"I don't know," Cueto, Cincinnati's No. 1 starter, said through translator Tomas Vera when asked Tuesday night about Ramirez's success against him. "I always want to trick him, but he's a really good veteran and a great, great hitter."
Ramirez was one of the few bright spots for Milwaukee during Tuesday's 4-2 loss to the Reds at Great American Ball Park.
Ramirez was the only Brewers batter to reach safely against Cueto during the first six innings. He was hit by a pitch in the second inning, then broke up Cueto's no-hit bid when he led off the fifth with a 431-foot homer to left.
Milwaukee's veteran third baseman has a career .367 average (18-for-49) and six home runs vs. Cueto.
"There's no reason," Ramirez said. "You try not to get behind [in the count]. The last thing you want to do is get behind a guy like that. He works ahead in the count most of the time and doesn't walk anybody.

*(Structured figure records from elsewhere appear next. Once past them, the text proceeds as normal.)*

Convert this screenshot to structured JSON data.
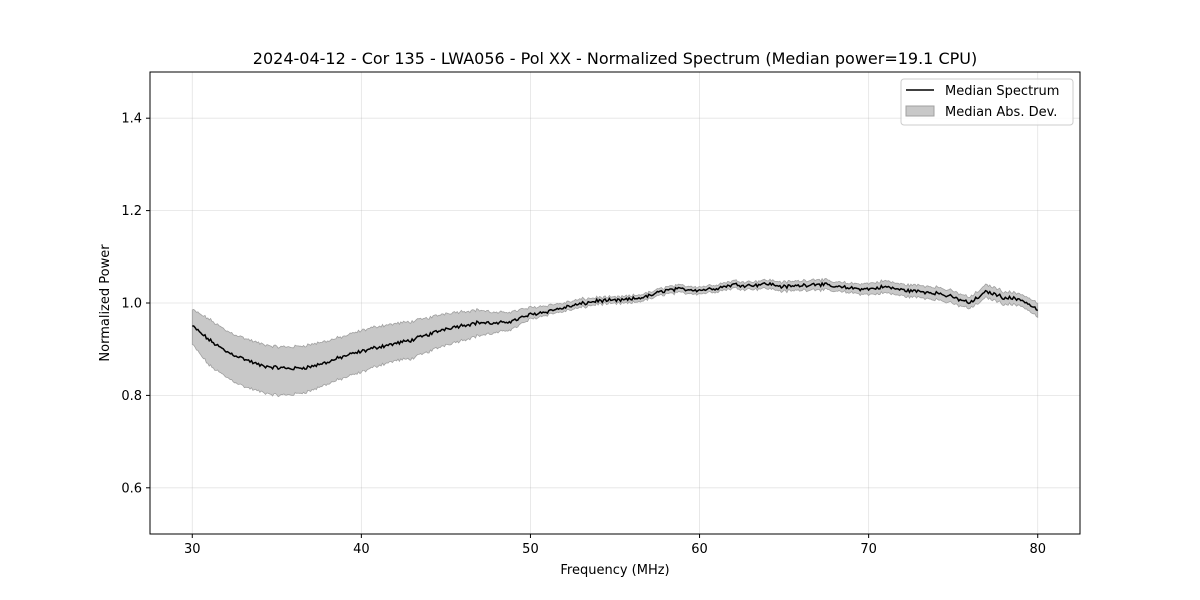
{
  "chart_data": {
    "type": "line",
    "title": "2024-04-12 - Cor 135 - LWA056 - Pol XX - Normalized Spectrum (Median power=19.1 CPU)",
    "xlabel": "Frequency (MHz)",
    "ylabel": "Normalized Power",
    "xlim": [
      27.5,
      82.5
    ],
    "ylim": [
      0.5,
      1.5
    ],
    "xticks": [
      30,
      40,
      50,
      60,
      70,
      80
    ],
    "yticks": [
      0.6,
      0.8,
      1.0,
      1.2,
      1.4
    ],
    "xtick_labels": [
      "30",
      "40",
      "50",
      "60",
      "70",
      "80"
    ],
    "ytick_labels": [
      "0.6",
      "0.8",
      "1.0",
      "1.2",
      "1.4"
    ],
    "grid": true,
    "legend_position": "top-right",
    "legend": [
      "Median Spectrum",
      "Median Abs. Dev."
    ],
    "colors": {
      "line": "#000000",
      "band": "#c8c8c8",
      "band_edge": "#a0a0a0"
    },
    "series": [
      {
        "name": "Median Spectrum",
        "x": [
          30,
          31,
          32,
          33,
          34,
          35,
          36,
          37,
          38,
          39,
          40,
          41,
          42,
          43,
          44,
          45,
          46,
          47,
          48,
          49,
          50,
          51,
          52,
          53,
          54,
          55,
          56,
          57,
          58,
          59,
          60,
          61,
          62,
          63,
          64,
          65,
          66,
          67,
          68,
          69,
          70,
          71,
          72,
          73,
          74,
          75,
          76,
          77,
          78,
          79,
          80
        ],
        "values": [
          0.95,
          0.92,
          0.895,
          0.88,
          0.865,
          0.86,
          0.858,
          0.862,
          0.872,
          0.885,
          0.895,
          0.905,
          0.912,
          0.92,
          0.932,
          0.945,
          0.952,
          0.958,
          0.955,
          0.962,
          0.975,
          0.982,
          0.99,
          0.998,
          1.005,
          1.005,
          1.008,
          1.015,
          1.028,
          1.03,
          1.028,
          1.032,
          1.04,
          1.038,
          1.042,
          1.035,
          1.038,
          1.042,
          1.035,
          1.032,
          1.03,
          1.035,
          1.028,
          1.025,
          1.022,
          1.012,
          1.0,
          1.025,
          1.012,
          1.008,
          0.985
        ],
        "mad_lower": [
          0.91,
          0.865,
          0.84,
          0.82,
          0.808,
          0.8,
          0.802,
          0.81,
          0.825,
          0.838,
          0.85,
          0.865,
          0.875,
          0.88,
          0.895,
          0.91,
          0.92,
          0.93,
          0.935,
          0.945,
          0.965,
          0.975,
          0.982,
          0.99,
          0.998,
          0.998,
          1.0,
          1.008,
          1.02,
          1.022,
          1.02,
          1.025,
          1.032,
          1.03,
          1.032,
          1.025,
          1.028,
          1.03,
          1.025,
          1.022,
          1.018,
          1.022,
          1.015,
          1.012,
          1.008,
          0.998,
          0.988,
          1.012,
          0.998,
          0.995,
          0.97
        ],
        "mad_upper": [
          0.985,
          0.965,
          0.94,
          0.925,
          0.912,
          0.905,
          0.905,
          0.91,
          0.918,
          0.928,
          0.94,
          0.95,
          0.955,
          0.96,
          0.968,
          0.978,
          0.982,
          0.985,
          0.978,
          0.982,
          0.99,
          0.995,
          1.0,
          1.008,
          1.012,
          1.012,
          1.015,
          1.022,
          1.035,
          1.038,
          1.035,
          1.04,
          1.048,
          1.046,
          1.05,
          1.045,
          1.048,
          1.052,
          1.045,
          1.042,
          1.042,
          1.048,
          1.04,
          1.038,
          1.035,
          1.025,
          1.012,
          1.04,
          1.025,
          1.02,
          1.0
        ]
      }
    ]
  }
}
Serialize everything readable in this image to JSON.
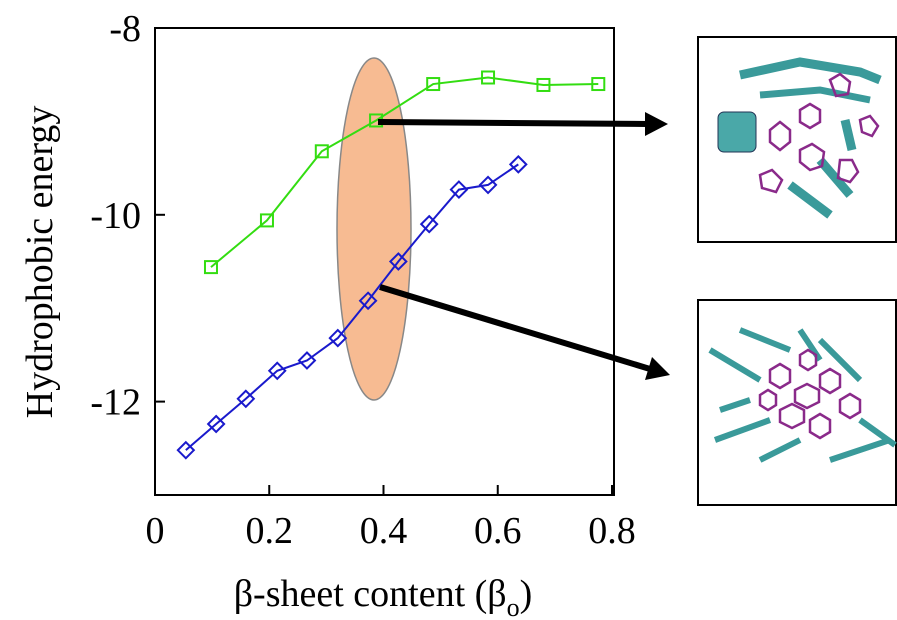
{
  "chart_data": {
    "type": "line",
    "y_label": "Hydrophobic energy",
    "x_label": {
      "main": "β-sheet content (β",
      "sub": "o",
      "end": ")"
    },
    "xlim": [
      0,
      0.8
    ],
    "xticks": [
      0,
      0.2,
      0.4,
      0.6,
      0.8
    ],
    "ylim": [
      -13,
      -8
    ],
    "yticks": [
      -8,
      -10,
      -12
    ],
    "series": [
      {
        "marker": "square",
        "color": "#33dd11",
        "x": [
          0.098,
          0.196,
          0.292,
          0.387,
          0.487,
          0.583,
          0.68,
          0.776
        ],
        "values": [
          -10.56,
          -10.06,
          -9.32,
          -8.99,
          -8.6,
          -8.53,
          -8.61,
          -8.6
        ]
      },
      {
        "marker": "diamond",
        "color": "#1a1acc",
        "x": [
          0.054,
          0.107,
          0.159,
          0.214,
          0.266,
          0.32,
          0.373,
          0.426,
          0.48,
          0.532,
          0.583,
          0.636
        ],
        "values": [
          -12.52,
          -12.24,
          -11.97,
          -11.67,
          -11.56,
          -11.32,
          -10.92,
          -10.5,
          -10.1,
          -9.73,
          -9.68,
          -9.46
        ]
      }
    ]
  }
}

He's tough."
Only five third basemen in Major League history have hit more home runs than Ramirez (367 while playing third base), who needs two more to pass Graig Nettles for fifth place.
The three-time All-Star proved he can still field his position as well. He charged Billy Hamilton's bunt to lead off the fifth inning, barehanded the ball, and thew out one of the fastest players in baseball.
"There are two games you have to play out there," Ramirez said. "You can't take your at-bats into the field with you. I learned that when I was a young player. You know that [charging bunts] is going to happen to you a lot at third base."